Ее день продолжался чередой встреч и длинными прогулками по набережным и мостам. Она окунулась с головой в дела, начала несколько проектов. Одним из них была организация выставки, другой заключался в музыкальном оформлении одной светской вечеринки. Третий проект зацепил ее не только за деловую жилку, но и за сердце. Он был связан со старинным приятелем Лу, драматургом Роже. Их знакомство хотя и тянулось несколько лет, но ограничивалась в основном обменом любезностями и комплиментами при случайных встречах. Роже всегда был симпатичен Лу, но она не спешила сближаться с ним. Во-первых, потому что несмотря на свое восхищение ею, он всегда давал понять, что не подпустит ее ближе определенной дистанции, он держал свой внутренний мир на замке, а во-вторых, потому что в нем всегда было нечто зловещее. Обузданное маской благопристойности и рамками приличий, оно дремало в глубине его натуры и выливалось лишь в творчестве. Возможно, это зловещее и было тем импульсом, которое направляло его фантазию. Он писал рассказы и пьесы об убийствах, изнасилованиях и извращениях и их не спешили ставить местные театры, слишком уж авангардны они были. Поэтому Роже все время пытался создать собственный театр, но ему вечно что-то мешало. То люди оказывались не те, то помещение не подходящее, то погода и настроение не совпадали, в итоге все репетиции заканчивались в лучшем случае скандалами, а иногда и жестокой враждой между людьми, бывшими ранее добрыми друзьями. Роже уже перестал удивляться происходящим с ним и его творчеством аномалиям, но в глубине его души еще зрела надежда на благоприятный исход. Он был красив, но не знал об этом, и это придавало его внешности очарование скромности. Высокий брюнет с короткой стрижкой и большими грустными глазами, в глубине которых иногда вспыхивал недобрый огонек зловещего. Роже был всегда элегантно одет и аккуратно причесан, чем немного выделялся на фоне своих растрепанных и неухоженных коллег. Он любил носить черный свитер с заправленным под него галстуком и часто зализывал волосы воском, от чего они блестели с таким же оттенком, как и его черные всегда расширенные зрачки. Лу подозревала, что он на чем-то сидит, но делает это втайне ото всех, как Булгаков, но, возможно, это было лишь следствием бурной душевной жизни. Однажды они встретились в квартире у одного поэта, где регулярно происходили литературные вечера. Поэты и писатели собирались и читали по кругу свои произведения. Лу тоже немного пописывала, поэтому попала туда не случайно.
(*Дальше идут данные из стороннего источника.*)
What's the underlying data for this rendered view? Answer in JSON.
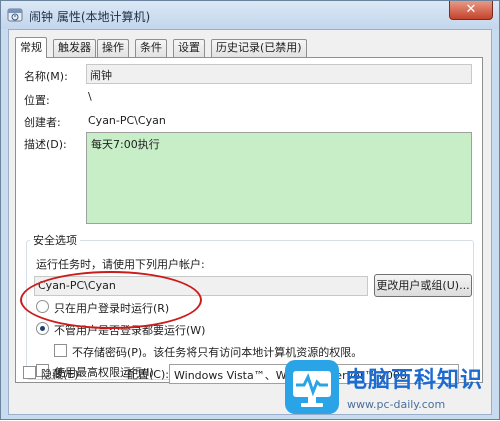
{
  "window": {
    "title": "闹钟 属性(本地计算机)",
    "close_label": "✕"
  },
  "tabs": [
    {
      "label": "常规",
      "active": true
    },
    {
      "label": "触发器"
    },
    {
      "label": "操作"
    },
    {
      "label": "条件"
    },
    {
      "label": "设置"
    },
    {
      "label": "历史记录(已禁用)"
    }
  ],
  "general": {
    "name_label": "名称(M):",
    "name_value": "闹钟",
    "location_label": "位置:",
    "location_value": "\\",
    "author_label": "创建者:",
    "author_value": "Cyan-PC\\Cyan",
    "description_label": "描述(D):",
    "description_value": "每天7:00执行"
  },
  "security": {
    "group_title": "安全选项",
    "run_as_prompt": "运行任务时，请使用下列用户帐户:",
    "account_value": "Cyan-PC\\Cyan",
    "change_user_button": "更改用户或组(U)...",
    "radio_logged_on": "只在用户登录时运行(R)",
    "radio_whether_logged_on": "不管用户是否登录都要运行(W)",
    "do_not_store_password": "不存储密码(P)。该任务将只有访问本地计算机资源的权限。",
    "run_highest_privileges": "使用最高权限运行(I)"
  },
  "footer": {
    "hidden_label": "隐藏(E)",
    "configure_label": "配置(C):",
    "configure_value": "Windows Vista™、Windows Server™ 2008"
  },
  "watermark": {
    "title": "电脑百科知识",
    "url": "www.pc-daily.com"
  },
  "colors": {
    "accent_red": "#cc1b1b",
    "description_bg": "#c8eec8",
    "watermark_blue": "#1e6bd0"
  }
}
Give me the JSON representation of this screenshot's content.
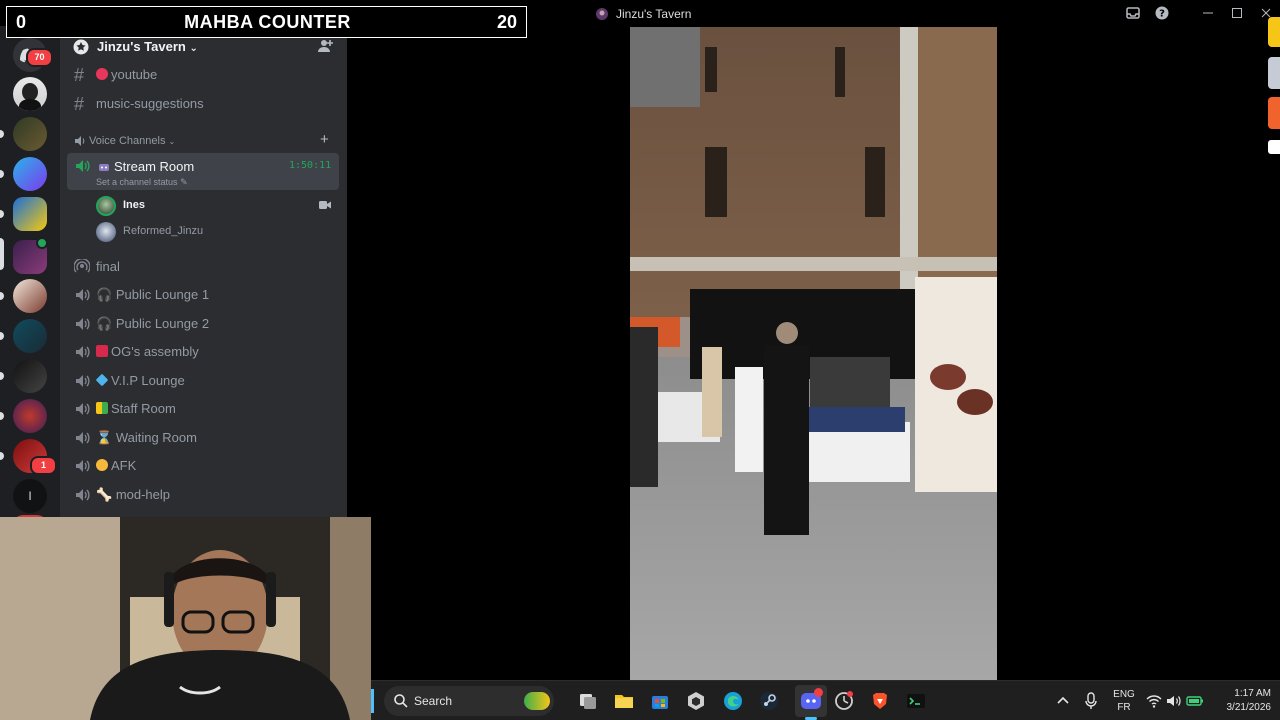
{
  "counter": {
    "left_value": "0",
    "title": "MAHBA COUNTER",
    "right_value": "20"
  },
  "window": {
    "title": "Jinzu's Tavern"
  },
  "rail": {
    "badges": {
      "top": "70",
      "bottom": "1"
    },
    "last_label": "I"
  },
  "server": {
    "name": "Jinzu's Tavern"
  },
  "text_channels": [
    {
      "name": "youtube"
    },
    {
      "name": "music-suggestions"
    }
  ],
  "voice_category": {
    "label": "Voice Channels"
  },
  "stream_room": {
    "name": "Stream Room",
    "status": "Set a channel status",
    "timer": "1:50:11",
    "members": [
      {
        "name": "Ines"
      },
      {
        "name": "Reformed_Jinzu"
      }
    ]
  },
  "voice_channels": [
    {
      "name": "final"
    },
    {
      "name": "Public Lounge 1"
    },
    {
      "name": "Public Lounge 2"
    },
    {
      "name": "OG's assembly"
    },
    {
      "name": "V.I.P Lounge"
    },
    {
      "name": "Staff Room"
    },
    {
      "name": "Waiting Room"
    },
    {
      "name": "AFK"
    },
    {
      "name": "mod-help"
    }
  ],
  "taskbar": {
    "search_label": "Search",
    "lang_top": "ENG",
    "lang_bottom": "FR",
    "time": "1:17 AM",
    "date": "3/21/2026"
  },
  "colors": {
    "accent_green": "#23a55a",
    "badge_red": "#f23f43",
    "panel_bg": "#2b2d31",
    "rail_bg": "#1e1f22"
  }
}
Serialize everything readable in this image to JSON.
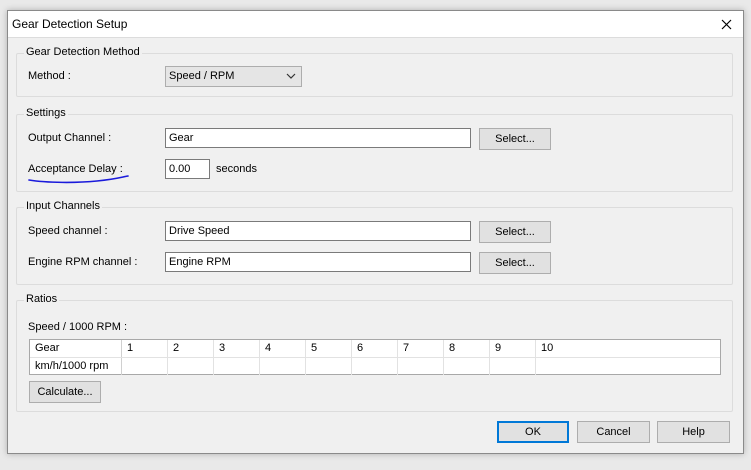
{
  "dialog": {
    "title": "Gear Detection Setup"
  },
  "method_group": {
    "title": "Gear Detection Method",
    "method_label": "Method :",
    "method_value": "Speed / RPM"
  },
  "settings_group": {
    "title": "Settings",
    "output_label": "Output Channel :",
    "output_value": "Gear",
    "output_select": "Select...",
    "delay_label": "Acceptance Delay :",
    "delay_value": "0.00",
    "delay_unit": "seconds"
  },
  "input_group": {
    "title": "Input Channels",
    "speed_label": "Speed channel :",
    "speed_value": "Drive Speed",
    "speed_select": "Select...",
    "rpm_label": "Engine RPM channel :",
    "rpm_value": "Engine RPM",
    "rpm_select": "Select..."
  },
  "ratios_group": {
    "title": "Ratios",
    "subtitle": "Speed / 1000 RPM :",
    "row_headers": [
      "Gear",
      "km/h/1000 rpm"
    ],
    "columns": [
      "1",
      "2",
      "3",
      "4",
      "5",
      "6",
      "7",
      "8",
      "9",
      "10"
    ],
    "values": [
      "",
      "",
      "",
      "",
      "",
      "",
      "",
      "",
      "",
      ""
    ],
    "calculate": "Calculate..."
  },
  "footer": {
    "ok": "OK",
    "cancel": "Cancel",
    "help": "Help"
  },
  "icons": {
    "close": "close-icon",
    "dropdown": "chevron-down-icon"
  },
  "colors": {
    "annotation": "#1a1adb",
    "focus": "#0078d7"
  }
}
Затаенная мука тут же объединила их взгляды и родила надежду на возникновение чего-то нового и необыкновенного. Весь вечер они мило переглядывались. Поэты читали стихи по кругу и после этого говорили свои замечания. Лу высказалась в свойственной ей независимой и категоричной манере, поставив крест на творчестве нескольких довольно уважаемых поэтов. Роже обронил пару комплиментов чьим-то стихам, но прозвучали они фальшиво и высокопарно с нескрываемым сарказмом. По мере того как литературный вечер плавно перетекал в дружескую попойку Лу и Роже все больше и больше уединялись от общества коллег, в результате они и вовсе сбежали, неожиданно попав под дождь. То ли платье Лу так сексуально прильнуло к ее телу, то ли алкоголь сделал свое дело, но вечно зажатый  Роже немного расслабился и даже подарил Лу поцелуй в подворотне под козырьком. Поцелуй по контрасту со струями дождя оказался необыкновенно горячим и Лу почувствовала в Роже затаенную и напряженную в течение многих лет пружину страсти и какую-то жадность до малейших крупиц любви, таких как, например, поцелуй под дождем, к которым многие относятся с пренебрежением. Это открытие очаровало Лу и она позволила себе напроситься к нему в гости.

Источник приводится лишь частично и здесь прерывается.